For community interpretations of the history of Chicana/o labor and migration, readers should turn to Matt García’s A World of Its Own, José Alamillo’s Making Lemonade out of Lemons, and Gilbert Gonzalez’s Labor and Community. Employing a regional community historical analysis, García, Gonzalez, and Alamillo focus on community development, leisure space, and labor organizing among the Chicana/o communities of Greater Los Angeles and Southern California more broadly. García delves into cultural and leisure spaces and Mexican labor in the Pomona area of Los Angeles County from 1900 to 1970, establishing that Mexicans were important subjects in mainstream American society. He introduces a new type of labor history to the historiography of Chicana/o labor by using a cultural historical methodology, influenced by his graduate training under Chicana/o historian Vicki Ruiz. This methodology has permeated through the scholarship of many of Ruiz’s students over the past two decades, including that of Alamillo, who employs the same cultural historical approach in Making Lemonade out of Lemons. He details how Chicana/o workers in the lemon industry cultivated spaces of culture and leisure for their community in Corona, California. Maintaining the same focus on the citrus industry, Gonzalez concentrates more on labor organizing and community development among Chicana/o workers in the region during the same part of the early twentieth century. His volume is much stronger than those by Alamillo and García, because he integrates more of an economic focus, contending that Chicana/o labor is a product of American economic imperialism. Still, these three historical interpretations are all major contributions to Mexican labor and migration historiography.

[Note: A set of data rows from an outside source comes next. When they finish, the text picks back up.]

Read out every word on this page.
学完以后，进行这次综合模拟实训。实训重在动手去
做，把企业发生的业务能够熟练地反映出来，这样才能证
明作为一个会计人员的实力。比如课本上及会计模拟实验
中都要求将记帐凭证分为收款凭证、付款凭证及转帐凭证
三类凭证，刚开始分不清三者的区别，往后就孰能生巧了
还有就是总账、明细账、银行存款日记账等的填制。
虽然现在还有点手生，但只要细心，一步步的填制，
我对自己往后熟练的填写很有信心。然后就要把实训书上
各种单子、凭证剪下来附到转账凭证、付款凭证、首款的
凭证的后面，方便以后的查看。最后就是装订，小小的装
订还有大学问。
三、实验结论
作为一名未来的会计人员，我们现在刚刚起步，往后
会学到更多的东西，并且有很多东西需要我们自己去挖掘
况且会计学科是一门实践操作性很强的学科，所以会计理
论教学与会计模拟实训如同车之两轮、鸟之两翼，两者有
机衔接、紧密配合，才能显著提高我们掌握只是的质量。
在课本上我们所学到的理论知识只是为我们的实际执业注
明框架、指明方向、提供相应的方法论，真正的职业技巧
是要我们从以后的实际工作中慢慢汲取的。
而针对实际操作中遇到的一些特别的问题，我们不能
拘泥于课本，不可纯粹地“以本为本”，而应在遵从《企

What of the major gender interpretations in Chicana/o labor and migration historiography? Many studies have emerged over the last four decades, though the most notable are Ruiz’s Cannery Women, Cannery Lives and Pierrette Hondagneu-Sotelo’s Gendered Transitions. Ruiz’s book reviews Mexican women cannery workers and labor organizing in California’s food processing industry from the 1930s to the 1950s, asserting that these women played a major role in the United Cannery, Agricultural, Packing, and Allied Workers of America during the period. The text is noteworthy for highlighting Chicana workers, whom male historians of labor and Chicana/o studies have often overlooked in past scholarship. Hondagneu-Sotelo investigates how gender impacts the experience of migration and immigration settlements among Mexican Americans in the contemporary United States, paying particular attention to Mexican immigrant women’s drive to seek out better economic and living conditions. Hondagneu-Sotelo employs a micro- and macro-sociological approach to documenting the experience of gender among Mexican Americans in mainstream society. She debates other migration scholars and historians who have failed to include Mexican women in their scholarly work. Both Ruiz and Hondagneu-Sotelo are pioneers in the field of Chicana/o labor and migration studies for how they have incorporated gender considerations into their research.